Um grupo de amigos vai jantar fora e na hora de escolher o vinho, alguns pedem a Carta de Vinhos e escolhem o vinho que entendem. Os restantes aceitam a proposta de vinho da casa, substancialmente mais em conta que o vinho de marca escolhido pelos primeiros. No final, na hora de pagar, os de gosto mais requintado, sugerem que se divida a conta em partes iguais.
Serve a situação corriqueira para introduzir o tema quente das últimas semanas: as alterações ao financiamento das escolas privadas com contratos de associação celebrados com o Ministério da Educação.
A questão é sensível e facilmente caímos na demagogia barata ou na doutrina ideológica e por isso hesitei bastante em escrever sobre o assunto. Na verdade, 23 anos de escola pública, praticamente metade dos quais no exercício de funções de gestão e administração escolar, acarretam um conjunto de certezas que podem prejudicar um olhar mais assertivo. Não obstante, a vida ensinou-me que a verdade e a razão, seja qual for a matéria, nunca estão somente num dos lados. Vejamos, quando um conjunto de pais, aparentemente extremoso, se manifesta publicamente, exigindo a liberdade de escolha para escola dos seus filhos, envergando slogans com frases feitas, não inocentes, tipo - “ eu acredito, eu confio, eu escolho, eu matriculo o meu filho na escola com contrato de associação” – desconfio que a questão maior não seja uma preocupação sincera com futuro das crianças. Não se coloca sequer a hipótese de matricular os filhos em escolas privadas sem contrato de associação. Estranho. Para estes pais, a escola só é boa porque é privada e porque é financiada pelo Estado – “com os nossos impostos” como gostam de dizer. Sim, mas também, com os dos outros contribuintes. Não parecem equacionar a qualidade das restantes escolas, públicas ou privadas, não estão interessados em conhecer outros projetos educativos e exigem, porque sim.
Não chega. Não chega porque parece haver uma atuação orquestrada na metodologia usada nas manifestações sincronizadas e metodicamente organizadas, naquilo que, lamentavelmente, se designou por quartas-feiras amarelas. Para ajudar à desconfiança, olha-se de soslaio para a isenção dos órgãos de comunicação social, nomeadamente das televisões, no tratamento dado a questão, havendo mesmo quem verificasse que os pivôs dos jornais televisivos, ultimamente, vestissem muito de amarelo. Na mesma lógica, ex detentores de cargos públicos, vieram em defesa da importância da manutenção dos contratos de associação. Parece aqui haver uma lógica que vai muito além da preocupação daqueles pais que pretendem o melhor para os seus filhos.
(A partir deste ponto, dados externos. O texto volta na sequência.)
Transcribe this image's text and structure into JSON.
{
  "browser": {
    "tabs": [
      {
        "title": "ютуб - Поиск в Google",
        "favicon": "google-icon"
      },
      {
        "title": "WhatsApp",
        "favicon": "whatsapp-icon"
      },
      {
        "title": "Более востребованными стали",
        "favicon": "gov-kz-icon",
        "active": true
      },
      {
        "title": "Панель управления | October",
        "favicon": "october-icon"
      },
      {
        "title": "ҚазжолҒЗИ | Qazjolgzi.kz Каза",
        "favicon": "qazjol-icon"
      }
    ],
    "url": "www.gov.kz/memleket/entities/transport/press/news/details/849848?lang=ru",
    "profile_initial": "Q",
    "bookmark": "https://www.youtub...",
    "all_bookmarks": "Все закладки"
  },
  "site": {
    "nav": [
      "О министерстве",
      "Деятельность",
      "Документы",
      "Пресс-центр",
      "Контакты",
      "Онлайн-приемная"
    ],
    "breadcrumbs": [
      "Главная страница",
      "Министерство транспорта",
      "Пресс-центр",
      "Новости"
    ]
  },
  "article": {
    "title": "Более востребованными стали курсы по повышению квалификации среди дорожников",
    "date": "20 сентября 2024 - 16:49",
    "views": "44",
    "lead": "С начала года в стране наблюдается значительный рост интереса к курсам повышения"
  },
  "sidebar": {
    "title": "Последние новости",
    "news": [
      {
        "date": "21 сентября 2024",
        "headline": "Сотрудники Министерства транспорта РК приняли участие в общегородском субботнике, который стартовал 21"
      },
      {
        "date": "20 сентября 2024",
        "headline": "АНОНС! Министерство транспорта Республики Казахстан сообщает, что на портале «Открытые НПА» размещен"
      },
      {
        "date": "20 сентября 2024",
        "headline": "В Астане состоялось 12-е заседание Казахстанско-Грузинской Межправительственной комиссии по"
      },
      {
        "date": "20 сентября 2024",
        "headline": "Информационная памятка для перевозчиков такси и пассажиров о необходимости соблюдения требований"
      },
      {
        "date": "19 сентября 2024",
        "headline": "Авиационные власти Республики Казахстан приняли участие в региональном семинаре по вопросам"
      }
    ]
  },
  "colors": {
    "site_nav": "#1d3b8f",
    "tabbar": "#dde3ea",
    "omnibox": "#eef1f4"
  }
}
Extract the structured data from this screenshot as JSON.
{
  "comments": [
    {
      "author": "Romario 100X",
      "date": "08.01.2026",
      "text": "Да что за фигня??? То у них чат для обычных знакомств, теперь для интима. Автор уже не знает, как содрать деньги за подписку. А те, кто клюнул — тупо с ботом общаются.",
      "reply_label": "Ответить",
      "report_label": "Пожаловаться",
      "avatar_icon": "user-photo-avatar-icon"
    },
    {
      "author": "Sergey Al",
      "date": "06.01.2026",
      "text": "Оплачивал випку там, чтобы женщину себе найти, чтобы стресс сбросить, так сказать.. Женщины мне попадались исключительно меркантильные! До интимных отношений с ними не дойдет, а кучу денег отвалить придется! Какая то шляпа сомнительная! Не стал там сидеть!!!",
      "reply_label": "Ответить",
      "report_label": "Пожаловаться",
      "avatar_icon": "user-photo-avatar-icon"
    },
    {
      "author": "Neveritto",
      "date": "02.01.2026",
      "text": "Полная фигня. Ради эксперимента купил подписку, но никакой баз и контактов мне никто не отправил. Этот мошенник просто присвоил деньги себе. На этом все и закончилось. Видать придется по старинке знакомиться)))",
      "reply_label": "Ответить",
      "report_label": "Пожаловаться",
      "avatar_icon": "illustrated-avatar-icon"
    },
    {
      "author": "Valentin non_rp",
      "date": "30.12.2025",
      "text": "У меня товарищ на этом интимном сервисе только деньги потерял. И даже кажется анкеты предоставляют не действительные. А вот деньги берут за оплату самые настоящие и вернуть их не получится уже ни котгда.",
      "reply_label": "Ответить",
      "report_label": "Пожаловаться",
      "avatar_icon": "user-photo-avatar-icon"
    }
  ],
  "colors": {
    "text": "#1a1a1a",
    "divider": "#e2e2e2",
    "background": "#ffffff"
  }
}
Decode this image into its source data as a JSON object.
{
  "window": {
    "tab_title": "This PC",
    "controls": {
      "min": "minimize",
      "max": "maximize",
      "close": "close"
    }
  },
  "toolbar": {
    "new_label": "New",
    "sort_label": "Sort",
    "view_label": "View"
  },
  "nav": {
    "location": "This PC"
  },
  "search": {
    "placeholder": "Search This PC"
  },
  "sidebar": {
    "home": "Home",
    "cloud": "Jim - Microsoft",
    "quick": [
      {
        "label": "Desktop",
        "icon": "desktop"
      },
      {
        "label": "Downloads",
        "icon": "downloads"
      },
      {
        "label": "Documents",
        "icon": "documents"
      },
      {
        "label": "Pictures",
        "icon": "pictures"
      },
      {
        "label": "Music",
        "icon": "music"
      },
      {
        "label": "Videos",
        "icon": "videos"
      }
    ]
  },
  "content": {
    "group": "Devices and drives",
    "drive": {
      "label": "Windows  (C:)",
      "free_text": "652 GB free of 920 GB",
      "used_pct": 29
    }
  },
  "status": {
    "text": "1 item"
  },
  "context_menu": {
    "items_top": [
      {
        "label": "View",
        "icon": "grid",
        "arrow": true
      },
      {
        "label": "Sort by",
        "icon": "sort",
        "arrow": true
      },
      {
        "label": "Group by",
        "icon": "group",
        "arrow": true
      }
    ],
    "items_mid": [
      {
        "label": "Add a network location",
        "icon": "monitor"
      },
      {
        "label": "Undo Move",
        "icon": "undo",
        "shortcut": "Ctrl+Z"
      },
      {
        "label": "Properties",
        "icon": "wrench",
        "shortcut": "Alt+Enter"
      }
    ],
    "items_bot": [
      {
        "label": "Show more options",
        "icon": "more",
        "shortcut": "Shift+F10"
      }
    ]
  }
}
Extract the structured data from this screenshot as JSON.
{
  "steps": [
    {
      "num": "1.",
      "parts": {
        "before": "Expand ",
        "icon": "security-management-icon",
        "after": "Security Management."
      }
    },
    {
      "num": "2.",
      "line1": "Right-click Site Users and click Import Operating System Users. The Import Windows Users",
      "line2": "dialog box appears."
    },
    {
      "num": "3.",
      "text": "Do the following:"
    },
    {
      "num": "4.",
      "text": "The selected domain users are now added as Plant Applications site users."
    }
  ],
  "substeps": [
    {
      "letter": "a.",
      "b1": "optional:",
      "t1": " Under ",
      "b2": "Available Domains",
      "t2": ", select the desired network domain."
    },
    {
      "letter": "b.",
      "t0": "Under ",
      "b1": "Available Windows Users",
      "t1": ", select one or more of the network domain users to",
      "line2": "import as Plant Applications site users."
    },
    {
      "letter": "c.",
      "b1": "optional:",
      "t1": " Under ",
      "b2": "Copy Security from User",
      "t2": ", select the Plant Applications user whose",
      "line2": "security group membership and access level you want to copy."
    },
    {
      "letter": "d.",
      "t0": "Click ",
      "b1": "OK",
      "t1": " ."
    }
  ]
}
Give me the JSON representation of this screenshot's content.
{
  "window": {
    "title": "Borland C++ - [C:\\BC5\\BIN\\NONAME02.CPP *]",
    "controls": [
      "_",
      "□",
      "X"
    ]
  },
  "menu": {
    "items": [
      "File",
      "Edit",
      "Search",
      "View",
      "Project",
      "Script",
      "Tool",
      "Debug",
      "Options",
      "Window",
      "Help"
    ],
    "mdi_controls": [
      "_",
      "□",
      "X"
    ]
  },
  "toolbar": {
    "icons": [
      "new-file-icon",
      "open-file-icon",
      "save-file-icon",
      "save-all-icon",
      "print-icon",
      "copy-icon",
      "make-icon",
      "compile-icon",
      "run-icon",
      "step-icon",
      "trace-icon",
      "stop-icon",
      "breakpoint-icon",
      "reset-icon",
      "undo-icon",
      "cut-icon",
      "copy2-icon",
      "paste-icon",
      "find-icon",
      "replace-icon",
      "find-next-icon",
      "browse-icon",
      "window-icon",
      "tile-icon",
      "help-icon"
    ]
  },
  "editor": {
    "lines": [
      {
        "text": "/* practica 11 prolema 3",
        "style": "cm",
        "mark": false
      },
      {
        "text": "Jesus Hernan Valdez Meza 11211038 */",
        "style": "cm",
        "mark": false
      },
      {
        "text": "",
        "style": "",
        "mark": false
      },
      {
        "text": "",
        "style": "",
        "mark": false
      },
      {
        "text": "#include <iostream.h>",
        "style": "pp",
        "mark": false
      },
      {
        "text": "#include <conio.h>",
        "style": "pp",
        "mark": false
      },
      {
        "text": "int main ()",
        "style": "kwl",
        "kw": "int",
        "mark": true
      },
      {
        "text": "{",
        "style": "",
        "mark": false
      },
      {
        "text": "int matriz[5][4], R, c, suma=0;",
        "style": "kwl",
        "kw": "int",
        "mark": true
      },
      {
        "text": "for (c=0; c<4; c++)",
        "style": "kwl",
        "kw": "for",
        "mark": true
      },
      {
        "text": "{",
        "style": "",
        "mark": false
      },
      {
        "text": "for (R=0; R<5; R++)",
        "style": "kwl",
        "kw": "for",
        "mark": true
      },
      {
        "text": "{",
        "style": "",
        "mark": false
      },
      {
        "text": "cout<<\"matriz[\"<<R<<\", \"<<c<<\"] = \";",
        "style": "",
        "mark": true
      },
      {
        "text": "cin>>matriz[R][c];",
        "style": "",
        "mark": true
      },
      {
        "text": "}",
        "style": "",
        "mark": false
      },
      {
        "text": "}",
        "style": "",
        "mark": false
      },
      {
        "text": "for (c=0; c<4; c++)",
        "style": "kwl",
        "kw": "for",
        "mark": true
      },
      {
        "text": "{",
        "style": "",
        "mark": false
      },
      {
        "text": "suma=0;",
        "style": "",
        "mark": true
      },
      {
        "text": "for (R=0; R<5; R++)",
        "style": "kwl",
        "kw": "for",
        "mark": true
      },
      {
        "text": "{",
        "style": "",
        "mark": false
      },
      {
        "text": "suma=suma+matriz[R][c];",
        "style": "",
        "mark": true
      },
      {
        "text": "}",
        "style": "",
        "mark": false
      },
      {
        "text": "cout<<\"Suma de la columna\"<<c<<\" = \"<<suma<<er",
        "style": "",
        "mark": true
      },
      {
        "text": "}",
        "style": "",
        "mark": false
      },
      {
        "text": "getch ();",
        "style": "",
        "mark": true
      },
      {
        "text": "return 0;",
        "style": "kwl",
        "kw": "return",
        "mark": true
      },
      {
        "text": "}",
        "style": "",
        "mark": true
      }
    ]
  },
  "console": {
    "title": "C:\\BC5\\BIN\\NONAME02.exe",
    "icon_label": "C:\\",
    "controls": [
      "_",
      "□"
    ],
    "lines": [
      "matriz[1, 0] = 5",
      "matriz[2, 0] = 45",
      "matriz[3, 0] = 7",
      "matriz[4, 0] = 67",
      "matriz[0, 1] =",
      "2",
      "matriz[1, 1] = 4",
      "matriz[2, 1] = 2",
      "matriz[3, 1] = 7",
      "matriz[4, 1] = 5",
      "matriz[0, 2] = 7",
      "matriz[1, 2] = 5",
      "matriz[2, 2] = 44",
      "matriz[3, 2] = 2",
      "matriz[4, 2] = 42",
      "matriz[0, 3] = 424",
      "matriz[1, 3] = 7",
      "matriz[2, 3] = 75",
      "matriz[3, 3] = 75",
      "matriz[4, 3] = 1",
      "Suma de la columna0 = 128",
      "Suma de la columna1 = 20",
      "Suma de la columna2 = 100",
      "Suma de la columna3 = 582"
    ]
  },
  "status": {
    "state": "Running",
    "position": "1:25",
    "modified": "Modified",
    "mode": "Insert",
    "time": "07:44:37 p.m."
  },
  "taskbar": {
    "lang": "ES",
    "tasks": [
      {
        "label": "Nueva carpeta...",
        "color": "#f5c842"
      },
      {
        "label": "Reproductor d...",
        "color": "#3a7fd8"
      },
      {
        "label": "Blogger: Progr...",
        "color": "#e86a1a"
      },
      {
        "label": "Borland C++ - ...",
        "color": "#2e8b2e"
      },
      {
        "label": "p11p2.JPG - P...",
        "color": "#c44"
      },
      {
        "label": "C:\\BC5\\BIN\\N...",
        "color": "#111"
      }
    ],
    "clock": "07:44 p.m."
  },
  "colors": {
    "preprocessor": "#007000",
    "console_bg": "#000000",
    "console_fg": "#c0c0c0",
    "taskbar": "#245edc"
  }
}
Neste espaço, não cabem reflexões aprofundadas sobre as diferenças entre Escola Pública e Escola Privada, pretendo levantar um pouco o véu, ventilar algumas ideias e deixar as certezas para os decisores políticos, sempre tão certos e seguros das suas opções. Como ponto de partida, assumir que em qualquer civilização desenvolvida, plural e democrática, há espaço para as duas esferas: público e privado. A Educação, como trave mestra de qualquer sociedade, pode e deve fazer-se na perspetiva do Estado mas também com lógicas empresariais e liberais. A diversidade de abordagens, só pode enriquecer as sociedades. Falamos de complementaridade e não de exclusividade de nenhum dos setores. Esta visão globalizante da questão não faz de nós inocentes e obriga-nos a ter “ um olho no burro e outro no cigano”.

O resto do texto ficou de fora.